I think there are a few reasons for people looking at Israel as they do now. I believe there are a lot of emotions involved in this. There has been such a split over Zionism from the beginning that people just don’t WANT to see Gods hand on the side of the Zionists (so to speak). I think people have also very narrow view of what the Redemption is. For them, its either all or nothing. They claim Israel has not achieved what the Redemption is suppose to. Well, since when do you give God thanks only at THE redemption. Saying Hallel is for any redemption. The establishment of Israel, if not the being the beginning of THE redemption is still a redemption. I believe the other problem is the lack of real depth of historical knowledge. In every society, you need a military, an economy, agriculture etc. Jews, for the longest time, have not had their own country to realize how complicated dealings with these things can be. They fluctuate up and down. History takes you down different roads all the time. Its never an all or nothing approach. Hard decisions have to be made by leaders for instance. That’s life. And it always has been like that.
Chazon Ish (Letters of the Chazon Ish, number 97) says that since this generation is so spiritually flawed, we are in no place to institute anything new. He was not referring to YH though. IMO, ideas like this is what set us back. Again, of course we are not perfect, but we have never been. If its not one sin we are doing as a klal, it’s a different one. We may be spiritually flawed, but we are not spiritually dead. That part of our spirit seeks to express itself.
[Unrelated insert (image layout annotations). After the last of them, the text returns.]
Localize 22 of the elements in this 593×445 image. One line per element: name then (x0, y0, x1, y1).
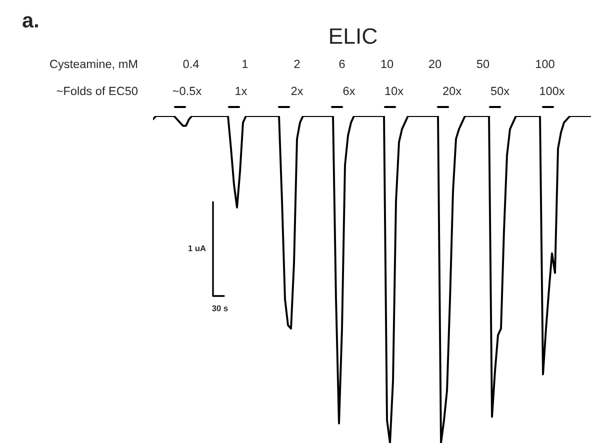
text: 10 (381, 60, 394, 68)
text: 20x (443, 86, 462, 96)
annotation: 1 uA (188, 245, 206, 252)
text: 6 (339, 60, 345, 68)
text: 6x (343, 86, 356, 96)
text: 2 (294, 60, 300, 68)
text: ~0.5x (172, 86, 202, 96)
text: 100 (536, 60, 554, 68)
annotation: 30 s (212, 305, 228, 312)
text: 20 (429, 60, 442, 68)
text: Cysteamine, mM (50, 60, 138, 71)
text: 10x (385, 86, 404, 96)
text: 50x (490, 86, 510, 96)
text: 0.4 (183, 60, 199, 68)
text: 100x (540, 86, 565, 96)
chart-title: ELIC (330, 28, 377, 44)
text: ~Folds of EC50 (56, 86, 138, 96)
text: 1x (236, 86, 248, 96)
text: a. (22, 16, 38, 28)
text: 1 (242, 60, 248, 68)
text: 50 (476, 60, 490, 68)
text: 2x (291, 86, 304, 96)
It still recognizes God in this world. If we are always going to stand still because of our imperfections, we will get nowhere. It is something within the spirit of the early Zionist (both religious and secular) to see Palestine as the future of the Jews.
IMO, all this debated about the imperfections of Israel and looking at the minutias of how its NOT a miracle because God himself did not appear to us or giving subjective opinions on our spirtuality is beyond wrong. Its almost like spitting in Gods eyes to me. I can’t help thinking God rolling his eyes at us when we cant see the obvious in front of our eyes. Or at least, to use the same logic that we have done in the past.
So in conclusion, I will be saying Hallel for YH. It is the greatest “obvious” miracle of our time. If we can’t view it as a miracle worthy of a special thanks to God then there is something wrong. I will conclude with what the Rabbi said in the shiur along these lines: “That maybe when we open our eyes and see we are being redeemed, we finally will be.”